Theoretical and measured airflow about the twin otter wing

Abstract

The NAE Twin Otter atmospheric research aircraft carries instruments mounted under the wings to count and image cloud and precipitation particles for cloud physics studies. As part of an investigation on the influence of the aircraft presence on these measurements, airflow velocities about the wing have been calculated. These theoretical results have been compared with in-flight measurements taken by pressure probes mounted in a cannister suspended from a long and a short pylon below the wing at two spanwise locations.
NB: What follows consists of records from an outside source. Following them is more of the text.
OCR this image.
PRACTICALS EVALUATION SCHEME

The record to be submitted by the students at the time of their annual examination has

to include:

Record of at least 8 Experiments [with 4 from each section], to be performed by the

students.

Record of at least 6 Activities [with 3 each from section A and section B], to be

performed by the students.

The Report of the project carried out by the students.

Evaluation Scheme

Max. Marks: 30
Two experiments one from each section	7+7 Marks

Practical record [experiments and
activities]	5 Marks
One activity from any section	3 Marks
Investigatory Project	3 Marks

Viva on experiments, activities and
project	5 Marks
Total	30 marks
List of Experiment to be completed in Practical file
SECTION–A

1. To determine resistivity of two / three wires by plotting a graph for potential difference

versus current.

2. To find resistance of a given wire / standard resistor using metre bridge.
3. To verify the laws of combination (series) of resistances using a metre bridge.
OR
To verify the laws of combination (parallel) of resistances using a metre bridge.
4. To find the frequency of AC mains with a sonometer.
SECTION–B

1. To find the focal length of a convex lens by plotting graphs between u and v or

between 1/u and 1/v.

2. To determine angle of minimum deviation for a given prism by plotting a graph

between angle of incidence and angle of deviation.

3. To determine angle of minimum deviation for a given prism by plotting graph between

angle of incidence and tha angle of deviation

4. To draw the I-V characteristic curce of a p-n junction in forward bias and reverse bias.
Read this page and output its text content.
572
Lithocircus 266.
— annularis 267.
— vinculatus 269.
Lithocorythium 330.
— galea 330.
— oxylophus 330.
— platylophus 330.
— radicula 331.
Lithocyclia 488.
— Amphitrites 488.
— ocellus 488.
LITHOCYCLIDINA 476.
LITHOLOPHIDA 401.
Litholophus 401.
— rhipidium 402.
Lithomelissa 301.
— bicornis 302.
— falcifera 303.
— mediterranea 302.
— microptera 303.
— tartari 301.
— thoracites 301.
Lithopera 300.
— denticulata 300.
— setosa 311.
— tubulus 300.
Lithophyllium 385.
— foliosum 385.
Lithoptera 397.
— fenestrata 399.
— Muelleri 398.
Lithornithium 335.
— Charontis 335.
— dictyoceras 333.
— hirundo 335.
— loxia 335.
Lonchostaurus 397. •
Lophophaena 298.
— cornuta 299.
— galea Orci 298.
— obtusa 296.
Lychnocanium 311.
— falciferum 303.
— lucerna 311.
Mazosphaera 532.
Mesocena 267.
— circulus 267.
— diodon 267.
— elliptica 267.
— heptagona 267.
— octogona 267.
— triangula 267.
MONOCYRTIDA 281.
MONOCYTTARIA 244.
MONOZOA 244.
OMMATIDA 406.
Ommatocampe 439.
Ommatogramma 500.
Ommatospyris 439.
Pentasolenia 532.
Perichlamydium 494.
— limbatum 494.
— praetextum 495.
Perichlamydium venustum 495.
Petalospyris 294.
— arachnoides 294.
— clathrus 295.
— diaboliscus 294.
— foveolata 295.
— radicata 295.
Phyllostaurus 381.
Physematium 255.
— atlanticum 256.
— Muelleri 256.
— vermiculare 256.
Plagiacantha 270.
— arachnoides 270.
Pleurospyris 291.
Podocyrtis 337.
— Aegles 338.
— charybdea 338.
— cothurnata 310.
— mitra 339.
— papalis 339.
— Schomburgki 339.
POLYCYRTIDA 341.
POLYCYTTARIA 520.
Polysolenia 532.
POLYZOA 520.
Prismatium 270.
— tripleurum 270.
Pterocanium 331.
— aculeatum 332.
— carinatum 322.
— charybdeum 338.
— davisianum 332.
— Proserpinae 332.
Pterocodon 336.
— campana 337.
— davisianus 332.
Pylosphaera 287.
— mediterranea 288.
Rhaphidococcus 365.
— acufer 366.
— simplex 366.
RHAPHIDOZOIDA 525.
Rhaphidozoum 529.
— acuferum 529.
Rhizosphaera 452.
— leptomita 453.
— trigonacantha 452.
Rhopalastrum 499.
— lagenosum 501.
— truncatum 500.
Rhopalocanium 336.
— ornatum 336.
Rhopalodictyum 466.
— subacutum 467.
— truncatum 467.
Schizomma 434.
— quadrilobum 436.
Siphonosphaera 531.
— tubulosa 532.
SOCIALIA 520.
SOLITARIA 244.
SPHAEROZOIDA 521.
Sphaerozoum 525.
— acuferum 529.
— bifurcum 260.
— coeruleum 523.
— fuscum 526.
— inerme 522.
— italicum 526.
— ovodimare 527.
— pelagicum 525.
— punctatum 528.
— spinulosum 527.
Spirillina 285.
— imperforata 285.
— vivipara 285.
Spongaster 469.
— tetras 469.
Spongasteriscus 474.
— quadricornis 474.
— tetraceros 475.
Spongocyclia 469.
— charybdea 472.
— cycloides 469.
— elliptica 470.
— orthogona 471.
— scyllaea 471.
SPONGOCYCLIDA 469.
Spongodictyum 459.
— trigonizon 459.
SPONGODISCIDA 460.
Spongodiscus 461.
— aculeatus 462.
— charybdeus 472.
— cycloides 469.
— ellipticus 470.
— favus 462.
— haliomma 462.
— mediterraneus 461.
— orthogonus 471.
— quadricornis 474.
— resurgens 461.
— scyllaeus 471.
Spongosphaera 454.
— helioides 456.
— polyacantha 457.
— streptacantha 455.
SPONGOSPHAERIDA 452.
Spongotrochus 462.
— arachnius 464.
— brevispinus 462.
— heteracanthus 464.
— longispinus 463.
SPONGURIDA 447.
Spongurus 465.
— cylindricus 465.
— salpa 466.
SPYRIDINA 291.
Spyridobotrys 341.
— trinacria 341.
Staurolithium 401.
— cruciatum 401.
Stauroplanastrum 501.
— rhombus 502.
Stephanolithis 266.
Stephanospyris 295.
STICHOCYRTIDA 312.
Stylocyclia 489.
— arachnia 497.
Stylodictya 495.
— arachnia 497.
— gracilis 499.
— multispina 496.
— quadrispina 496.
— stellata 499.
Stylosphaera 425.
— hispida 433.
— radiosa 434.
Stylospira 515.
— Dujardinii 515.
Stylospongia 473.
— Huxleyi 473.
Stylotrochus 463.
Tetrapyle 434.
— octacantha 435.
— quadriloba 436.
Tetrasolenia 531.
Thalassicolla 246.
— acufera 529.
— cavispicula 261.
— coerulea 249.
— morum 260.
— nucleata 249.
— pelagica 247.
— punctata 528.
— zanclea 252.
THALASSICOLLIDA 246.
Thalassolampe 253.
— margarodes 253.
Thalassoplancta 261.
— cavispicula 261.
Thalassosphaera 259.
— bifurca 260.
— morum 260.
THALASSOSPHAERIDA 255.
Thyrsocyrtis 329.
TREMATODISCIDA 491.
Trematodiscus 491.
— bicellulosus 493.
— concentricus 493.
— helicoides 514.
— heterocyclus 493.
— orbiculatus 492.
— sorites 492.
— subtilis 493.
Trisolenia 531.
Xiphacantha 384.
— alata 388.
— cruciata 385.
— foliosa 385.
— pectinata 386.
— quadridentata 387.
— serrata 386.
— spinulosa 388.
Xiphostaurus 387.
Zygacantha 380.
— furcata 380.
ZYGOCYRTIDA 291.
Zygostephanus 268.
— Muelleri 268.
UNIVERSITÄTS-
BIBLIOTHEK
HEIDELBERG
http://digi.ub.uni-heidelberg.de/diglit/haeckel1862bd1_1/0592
The Twin Otter wing has been represented by a Joukowski aerofoil of the same maximum thickness but with a cusped trailing edge. The wing camber has been neglected but aspect ratio and planform effects have been included. The effect of the cannister was included in the comparison of theory with experiment. Use of the theory aft of the quarter chord will require experimental verification. Both experimental and theoretical results for the local flow velo city ratio are linear functions of aircraft lift coefficient (CL) in the range of CL between 0.35 to 1.06. The worst discrepancy between theory and experiment in the CL range of 0.4 to 0.6 is -2.8% to 1.1%. The results for the inboard/long pylon and outboard/short pylon have considerably less deviation. The theory has been experimentally verified to the above accuracy and can be used to describe the spatial variation of the flow velocity ahead of the wing. Applications of the theory to the study of aircraft floweffects on cloud physics measurements can proceed with a quantifiable level of confidence.